Ташка[100] Спирса лежала рядом. Он потянулся к ней, но не достал, хлопнув ладонью в каких-то дюймах от цели.

– Там сигары. Будете?

Шарп откинул клапан и отложил в сторону пистолет, лежавший сверху. Ниже были связка сигар и огниво. Он высек искру на обугленный трут, зажег две сигары и передал одну Спирсу. Сам Шарп редко курил, но сегодня ему вдруг захотелось: аромат сигары напоминал ему о маркизе. Дым медленно поплыл вдаль, уносимый легким ветерком.

Спирс издал легкое покашливание, которое могло быть смешком:

– Меня вообще не должно было быть здесь.

– В бою?

– Нет, – он затянулся, заставив кончик сигары ярко вспыхнуть, потом вздохнул: – В армии. Наследство получил мой старший брат. Он был скучным человеком, Ричард, до ужаса скучным. Я ненавидел его братской ненавистью, он платил мне тем же. За две недели до его свадьбы Господь услышал мои молитвы: брат упал со своей чертовой клячи и сломал свою жирную шею. Я получил все: деньги, титул, поместье – много всего, – голос его был хриплым, едва слышным, но он повернулся к Шарпу и, улыбнувшись, продолжал: – К тому времени я уже побывал здесь, и желания возвращаться в Англию у меня не было: война – слишком большое удовольствие. Не слишком глупо звучит?

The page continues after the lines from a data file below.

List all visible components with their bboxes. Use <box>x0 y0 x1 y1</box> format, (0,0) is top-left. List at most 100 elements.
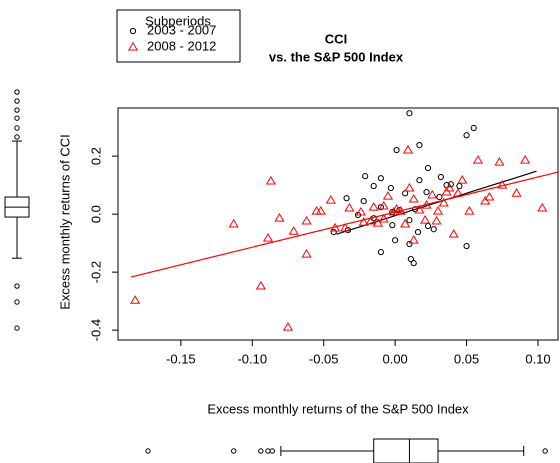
point <box>392 237 399 244</box>
x-tick-label: 0.00 <box>382 351 407 366</box>
point <box>520 155 531 164</box>
point <box>274 213 285 222</box>
point <box>265 175 276 185</box>
outlier <box>231 448 237 454</box>
point <box>228 218 239 228</box>
legend-label: 2003 - 2007 <box>147 22 216 37</box>
point <box>255 280 266 290</box>
y-tick-label: 0.0 <box>88 205 103 223</box>
point <box>416 142 423 149</box>
point <box>444 182 455 192</box>
point <box>301 248 312 258</box>
point <box>484 191 495 201</box>
y-tick-label: 0.2 <box>88 147 103 165</box>
x-axis-label: Excess monthly returns of the S&P 500 In… <box>207 401 469 416</box>
point <box>343 195 350 202</box>
point <box>377 249 384 256</box>
point <box>368 201 379 211</box>
point <box>340 222 351 232</box>
chart-title: CCI <box>325 31 347 46</box>
point <box>406 110 413 117</box>
point <box>315 206 326 215</box>
point <box>130 295 141 304</box>
point <box>407 255 414 263</box>
legend-box <box>116 9 241 63</box>
outlier <box>14 325 20 331</box>
outlier <box>14 134 20 140</box>
point <box>406 240 413 248</box>
point <box>301 215 312 225</box>
outlier <box>14 299 20 305</box>
point <box>437 173 444 181</box>
point <box>427 189 438 199</box>
point <box>393 146 400 154</box>
y-tick-label: -0.4 <box>88 319 103 341</box>
legend-marker <box>127 41 139 51</box>
point <box>377 204 384 211</box>
point <box>360 197 367 205</box>
outlier <box>14 89 20 95</box>
point <box>362 173 369 180</box>
point <box>325 195 336 204</box>
point <box>423 189 430 196</box>
outlier <box>542 448 548 454</box>
point <box>355 206 366 216</box>
point <box>464 206 475 215</box>
outlier <box>145 448 151 454</box>
point <box>448 228 459 238</box>
point <box>424 164 432 172</box>
legend-marker <box>129 27 137 35</box>
point <box>370 182 377 190</box>
point <box>463 242 470 250</box>
point <box>456 182 463 190</box>
point <box>365 215 376 225</box>
point <box>416 177 423 184</box>
legend-title: Subperiods <box>145 13 211 28</box>
point <box>402 144 414 154</box>
point <box>262 233 274 242</box>
point <box>400 218 411 228</box>
point <box>432 206 444 215</box>
point <box>414 229 422 236</box>
point <box>424 222 432 230</box>
legend-label: 2008 - 2012 <box>147 38 216 53</box>
point <box>377 175 384 182</box>
point <box>389 222 396 229</box>
point <box>457 175 468 184</box>
point <box>537 202 548 212</box>
point <box>436 193 443 201</box>
plot-frame <box>117 107 559 341</box>
point <box>463 132 470 139</box>
outlier <box>14 283 20 289</box>
point <box>378 200 389 210</box>
point <box>382 190 394 200</box>
fit-line <box>130 171 559 278</box>
point <box>494 157 505 166</box>
point <box>330 229 337 236</box>
point <box>344 202 355 212</box>
point <box>406 217 413 224</box>
x-tick-label: -0.15 <box>166 351 196 366</box>
box <box>373 438 439 463</box>
outlier <box>269 448 275 454</box>
point <box>497 179 508 189</box>
point <box>410 260 417 267</box>
point <box>408 235 419 244</box>
point <box>358 217 369 226</box>
point <box>311 206 322 215</box>
point <box>470 124 477 132</box>
point <box>387 184 394 192</box>
point <box>511 188 522 197</box>
point <box>408 193 419 203</box>
point <box>430 226 437 233</box>
x-tick-label: -0.05 <box>309 351 339 366</box>
outlier <box>14 107 20 113</box>
point <box>378 213 389 223</box>
point <box>438 197 449 207</box>
x-tick-label: 0.05 <box>454 351 479 366</box>
outlier <box>14 98 20 104</box>
y-tick-label: -0.2 <box>88 261 103 283</box>
outlier <box>14 115 20 121</box>
point <box>420 215 431 224</box>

– Нет, – Шарп тоже знал, какое удовольствие может доставлять война. Ничто другое не приводило людей в такое возбуждение и не доставалось такой ценой. Внизу огонь, начавшийся с маленьких искр, упавших в траву, уже пожирал плоть павших, не делая различия между убитыми и ранеными. Война дала Шарпу чин, жену, маркизу – но она может убить его, как сейчас убивает Спирса: Судьба, солдатская богиня, капризна.

Спирс зашелся в кашле, потом утер кровь с губ.

– Я проиграл все, Господи Иисусе, каждый чертов пенни!

– Все?

– Все – и еще столько же. Вы же не играете?

– Нет.

Спирс ухмыльнулся:

– Вы ужасно скучны для героя, – он снова закашлялся и сплюнул кровь, попавшую по большей части на шинель Шарпа. – Это как стоять на вершине утеса и знать, что умеешь летать. С этим ничто не сравнится, ничто – кроме войны и женщин.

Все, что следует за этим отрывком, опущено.